D’ailleurs, Steven Spielberg, et ça transparaît dans ce film (… testament ? Que nenni, on lui souhaite de vivre encore longtemps !), est un grand nostalgique de ce cinéma des studios hollywoodiens d’antan. Dans un Télérama récent (#3813, février 2023, p. 8), lorsqu’on lui demande ce qui lui manque à l'heure actuelle en tant que cinéaste, il répond aussitôt : « Je n’ai jamais eu la chance de réaliser un film avec Spencer Tracy, James Stewart, Clark Gable, Lana Turner, Katharine Hepburn, Gloria Swanson… Ma génération a commencé à travailler à Hollywood après plusieurs grandes générations d’acteurs et de scénaristes, et je suis très nostalgique de n’avoir pas pris part à cet âge d’or. » Puis, avant Lynch, il avait déjà fait appel à certains de ses pairs dans de précédentes réalisations, tels feu les cinéastes François Truffaut et Richard Attenborough pour respectivement Rencontre du troisième type (1977) et Jurassic Park (1993).

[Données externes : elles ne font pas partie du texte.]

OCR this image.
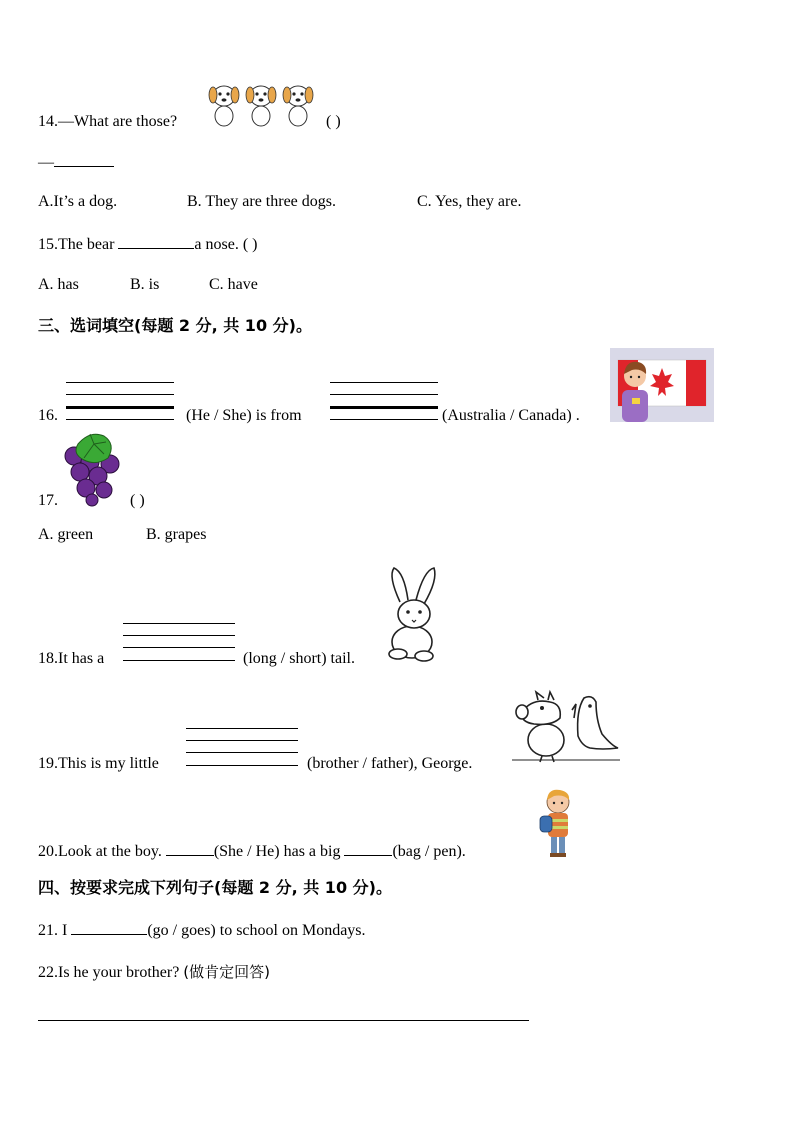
14.—What are those?	( )
—
A.It’s a dog.	B. They are three dogs.	C. Yes, they are.
15.The bear	a nose. ( )
A. has	B. is	C. have
三、选词填空(每题 2 分, 共 10 分)。
16.	(He / She) is from	(Australia / Canada) .
17.	( )
A. green	B. grapes
18.It has a	(long / short) tail.
19.This is my little	(brother / father), George.
20.Look at the boy.	(She / He) has a big	(bag / pen).
四、按要求完成下列句子(每题 2 分, 共 10 分)。
21. I	(go / goes) to school on Mondays.
22.Is he your brother? (做肯定回答)
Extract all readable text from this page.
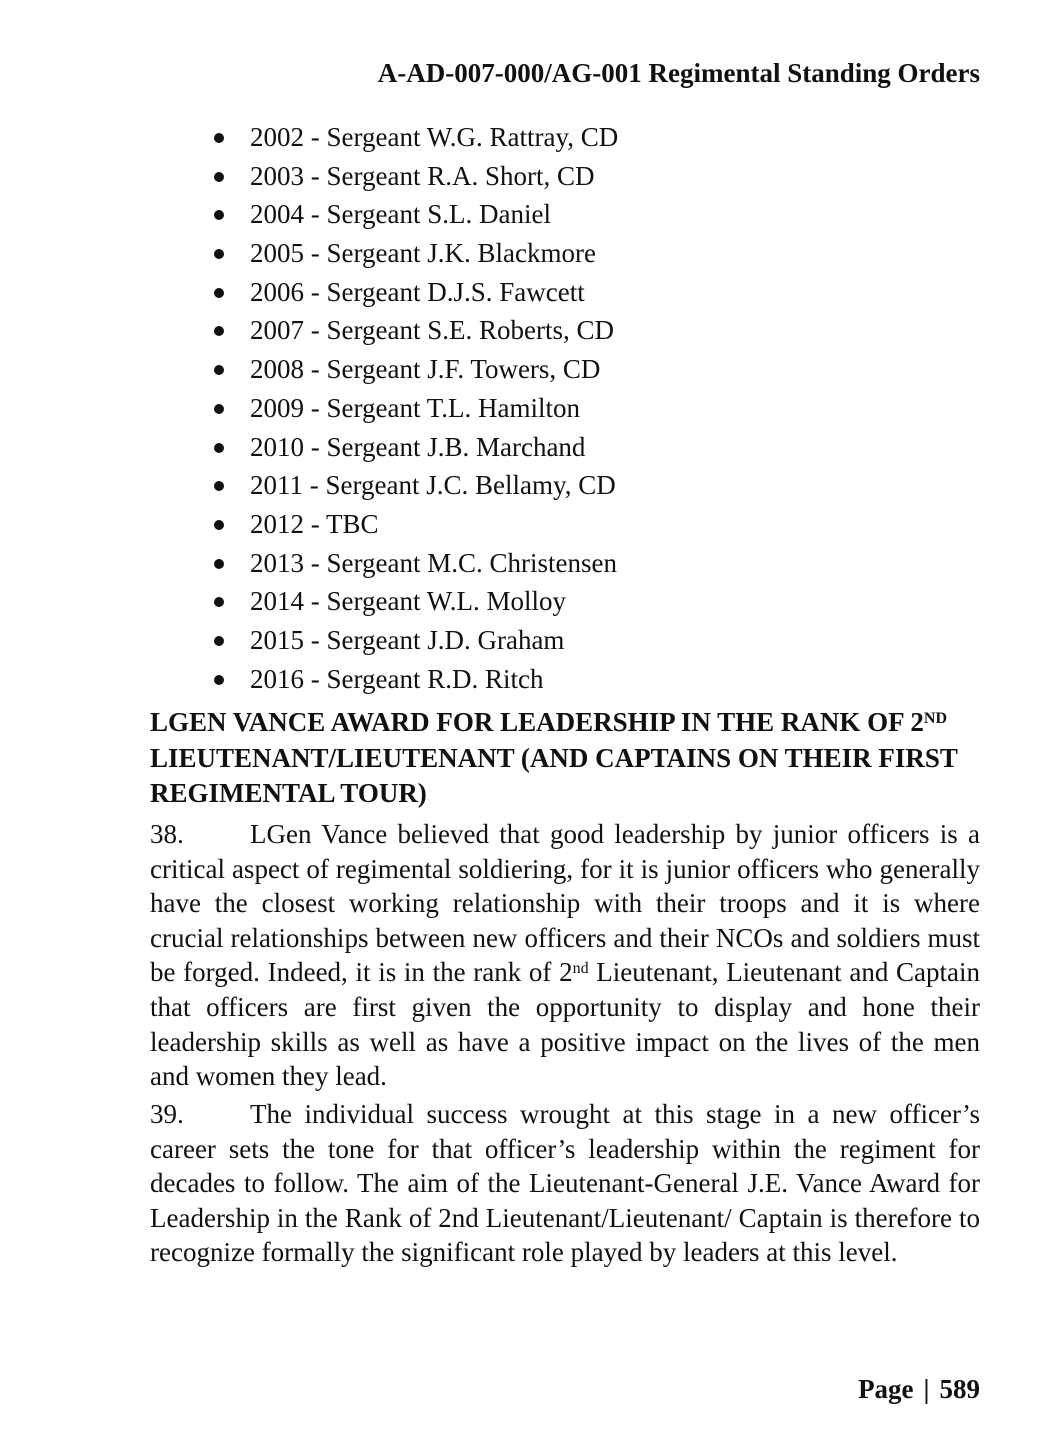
A-AD-007-000/AG-001 Regimental Standing Orders
2002 - Sergeant W.G. Rattray, CD
2003 - Sergeant R.A. Short, CD
2004 - Sergeant S.L. Daniel
2005 - Sergeant J.K. Blackmore
2006 - Sergeant D.J.S. Fawcett
2007 - Sergeant S.E. Roberts, CD
2008 - Sergeant J.F. Towers, CD
2009 - Sergeant T.L. Hamilton
2010 - Sergeant J.B. Marchand
2011 - Sergeant J.C. Bellamy, CD
2012 - TBC
2013 - Sergeant M.C. Christensen
2014 - Sergeant W.L. Molloy
2015 - Sergeant J.D. Graham
2016 - Sergeant R.D. Ritch
LGEN VANCE AWARD FOR LEADERSHIP IN THE RANK OF 2ND LIEUTENANT/LIEUTENANT (AND CAPTAINS ON THEIR FIRST REGIMENTAL TOUR)

38. LGen Vance believed that good leadership by junior officers is a critical aspect of regimental soldiering, for it is junior officers who generally have the closest working relationship with their troops and it is where crucial relationships between new officers and their NCOs and soldiers must be forged. Indeed, it is in the rank of 2nd Lieutenant, Lieutenant and Captain that officers are first given the opportunity to display and hone their leadership skills as well as have a positive impact on the lives of the men and women they lead.

39. The individual success wrought at this stage in a new officer’s career sets the tone for that officer’s leadership within the regiment for decades to follow. The aim of the Lieutenant-General J.E. Vance Award for Leadership in the Rank of 2nd Lieutenant/Lieutenant/ Captain is therefore to recognize formally the significant role played by leaders at this level.

Page | 589
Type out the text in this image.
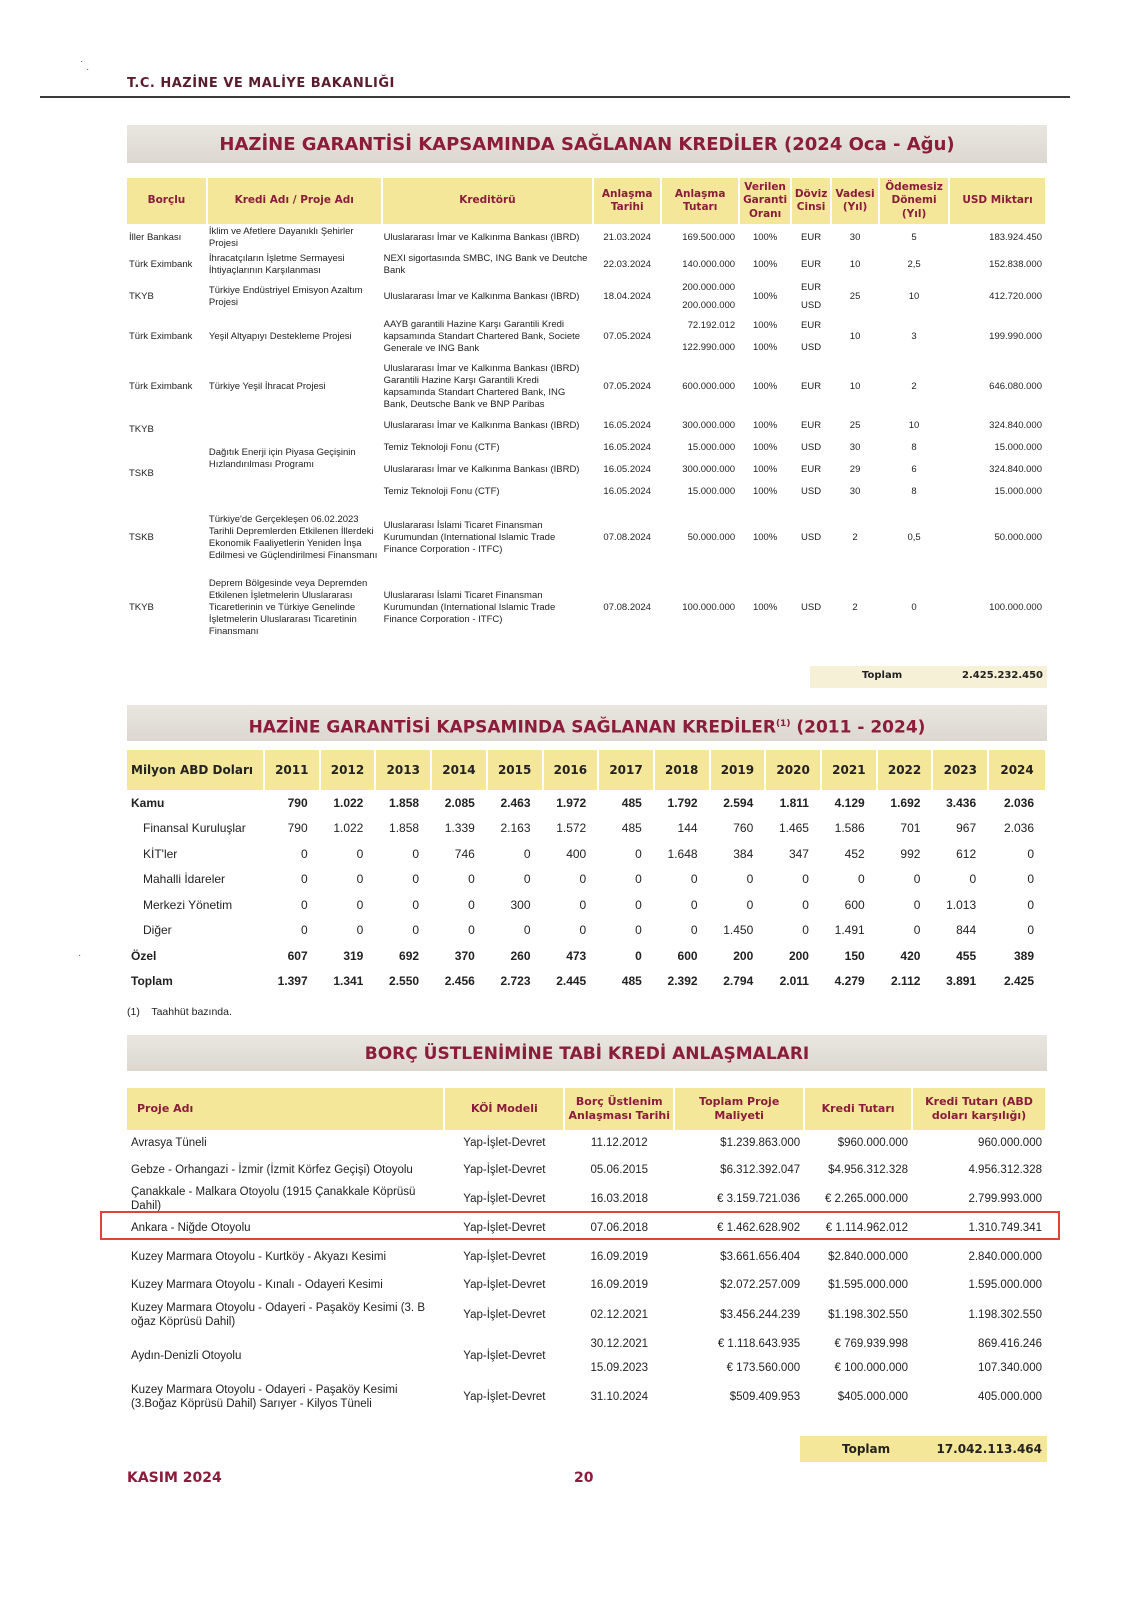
·
·
·
T.C. HAZİNE VE MALİYE BAKANLIĞI
HAZİNE GARANTİSİ KAPSAMINDA SAĞLANAN KREDİLER (2024 Oca - Ağu)
Borçlu	Kredi Adı / Proje Adı	Kreditörü	Anlaşma Tarihi	Anlaşma Tutarı	Verilen Garanti Oranı	Döviz Cinsi	Vadesi (Yıl)	Ödemesiz Dönemi (Yıl)	USD Miktarı
İller Bankası	İklim ve Afetlere Dayanıklı Şehirler Projesi	Uluslararası İmar ve Kalkınma Bankası (IBRD)	21.03.2024	169.500.000	100%	EUR	30	5	183.924.450
Türk Eximbank	İhracatçıların İşletme Sermayesi İhtiyaçlarının Karşılanması	NEXI sigortasında SMBC, ING Bank ve Deutche Bank	22.03.2024	140.000.000	100%	EUR	10	2,5	152.838.000
TKYB	Türkiye Endüstriyel Emisyon Azaltım Projesi	Uluslararası İmar ve Kalkınma Bankası (IBRD)	18.04.2024	200.000.000	100%	EUR	25	10	412.720.000
				200.000.000		USD			
Türk Eximbank	Yeşil Altyapıyı Destekleme Projesi	AAYB garantili Hazine Karşı Garantili Kredi kapsamında Standart Chartered Bank, Societe Generale ve ING Bank	07.05.2024	72.192.012	100%	EUR	10	3	199.990.000
				122.990.000	100%	USD			
Türk Eximbank	Türkiye Yeşil İhracat Projesi	Uluslararası İmar ve Kalkınma Bankası (IBRD) Garantili Hazine Karşı Garantili Kredi kapsamında Standart Chartered Bank, ING Bank, Deutsche Bank ve BNP Paribas	07.05.2024	600.000.000	100%	EUR	10	2	646.080.000
TKYB		Uluslararası İmar ve Kalkınma Bankası (IBRD)	16.05.2024	300.000.000	100%	EUR	25	10	324.840.000
	Dağıtık Enerji için Piyasa Geçişinin Hızlandırılması Programı	Temiz Teknoloji Fonu (CTF)	16.05.2024	15.000.000	100%	USD	30	8	15.000.000
TSKB		Uluslararası İmar ve Kalkınma Bankası (IBRD)	16.05.2024	300.000.000	100%	EUR	29	6	324.840.000
		Temiz Teknoloji Fonu (CTF)	16.05.2024	15.000.000	100%	USD	30	8	15.000.000
TSKB	Türkiye'de Gerçekleşen 06.02.2023 Tarihli Depremlerden Etkilenen İllerdeki Ekonomik Faaliyetlerin Yeniden İnşa Edilmesi ve Güçlendirilmesi Finansmanı	Uluslararası İslami Ticaret Finansman Kurumundan (International Islamic Trade Finance Corporation - ITFC)	07.08.2024	50.000.000	100%	USD	2	0,5	50.000.000
TKYB	Deprem Bölgesinde veya Depremden Etkilenen İşletmelerin Uluslararası Ticaretlerinin ve Türkiye Genelinde İşletmelerin Uluslararası Ticaretinin Finansmanı	Uluslararası İslami Ticaret Finansman Kurumundan (International Islamic Trade Finance Corporation - ITFC)	07.08.2024	100.000.000	100%	USD	2	0	100.000.000
Toplam	2.425.232.450
HAZİNE GARANTİSİ KAPSAMINDA SAĞLANAN KREDİLER$^{(1)}$ (2011 - 2024)
Milyon ABD Doları	2011	2012	2013	2014	2015	2016	2017	2018	2019	2020	2021	2022	2023	2024
Kamu	790	1.022	1.858	2.085	2.463	1.972	485	1.792	2.594	1.811	4.129	1.692	3.436	2.036
Finansal Kuruluşlar	790	1.022	1.858	1.339	2.163	1.572	485	144	760	1.465	1.586	701	967	2.036
KİT'ler	0	0	0	746	0	400	0	1.648	384	347	452	992	612	0
Mahalli İdareler	0	0	0	0	0	0	0	0	0	0	0	0	0	0
Merkezi Yönetim	0	0	0	0	300	0	0	0	0	0	600	0	1.013	0
Diğer	0	0	0	0	0	0	0	0	1.450	0	1.491	0	844	0
Özel	607	319	692	370	260	473	0	600	200	200	150	420	455	389
Toplam	1.397	1.341	2.550	2.456	2.723	2.445	485	2.392	2.794	2.011	4.279	2.112	3.891	2.425
(1) Taahhüt bazında.
BORÇ ÜSTLENİMİNE TABİ KREDİ ANLAŞMALARI
Proje Adı	KÖİ Modeli	Borç Üstlenim Anlaşması Tarihi	Toplam Proje Maliyeti	Kredi Tutarı	Kredi Tutarı (ABD doları karşılığı)
Avrasya Tüneli	Yap-İşlet-Devret	11.12.2012	$1.239.863.000	$960.000.000	960.000.000
Gebze - Orhangazi - İzmir (İzmit Körfez Geçişi) Otoyolu	Yap-İşlet-Devret	05.06.2015	$6.312.392.047	$4.956.312.328	4.956.312.328
Çanakkale - Malkara Otoyolu (1915 Çanakkale Köprüsü Dahil)	Yap-İşlet-Devret	16.03.2018	€ 3.159.721.036	€ 2.265.000.000	2.799.993.000
Ankara - Niğde Otoyolu	Yap-İşlet-Devret	07.06.2018	€ 1.462.628.902	€ 1.114.962.012	1.310.749.341
Kuzey Marmara Otoyolu - Kurtköy - Akyazı Kesimi	Yap-İşlet-Devret	16.09.2019	$3.661.656.404	$2.840.000.000	2.840.000.000
Kuzey Marmara Otoyolu - Kınalı - Odayeri Kesimi	Yap-İşlet-Devret	16.09.2019	$2.072.257.009	$1.595.000.000	1.595.000.000
Kuzey Marmara Otoyolu - Odayeri - Paşaköy Kesimi (3. B oğaz Köprüsü Dahil)	Yap-İşlet-Devret	02.12.2021	$3.456.244.239	$1.198.302.550	1.198.302.550
Aydın-Denizli Otoyolu	Yap-İşlet-Devret	30.12.2021	€ 1.118.643.935	€ 769.939.998	869.416.246
		15.09.2023	€ 173.560.000	€ 100.000.000	107.340.000
Kuzey Marmara Otoyolu - Odayeri - Paşaköy Kesimi (3.Boğaz Köprüsü Dahil) Sarıyer - Kilyos Tüneli	Yap-İşlet-Devret	31.10.2024	$509.409.953	$405.000.000	405.000.000
Toplam	17.042.113.464
KASIM 2024	20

Entre nous, la leçon, certes brute de décoffrage, que le vétéran Ford via Lynch, pirate à l'œil de lynx, donne dans les studios CBS au p'tit jeune qui veut percer à Hollywood (un certain Steven issu de l’Ohio, né à Cincinnati en 1946 et passé par les routes de l’Arizona, obnubilé par la télévision et le cinéma, avec Duel, 1971, en ligne de mire), en se penchant sur la question de savoir où placer la ligne d'horizon pour rendre son cadre attractif, qu'il soit pictural ou cinématographique, est excellente ! Le tout dernier plan du film montre d’ailleurs son petit héros, homme-fable (Sammy/Steven) chétif, espiègle et réservé (on pense au Michael J. Fox de Retour vers le futur (1985-1990), saga rétro-futuriste produite par le tycoon Steven), poursuivant son chemin dans un cadre où l’horizon est placé très bas ; Spielberg a écouté Ford : la ligne d'horizon, placée en haut ou en bas, mais jamais au milieu ! « Quand l'horizon est en bas, c'est intéressant. Quand l'horizon est en haut, c'est intéressant. Quand l'horizon est au milieu, c'est chiant comme la pluie. » La séquence est forte, la meilleure du film selon moi, ça tombe bien car c’est la dernière et on part de la salle avec cette leçon bien en tête - merci John, David et Steven, donc.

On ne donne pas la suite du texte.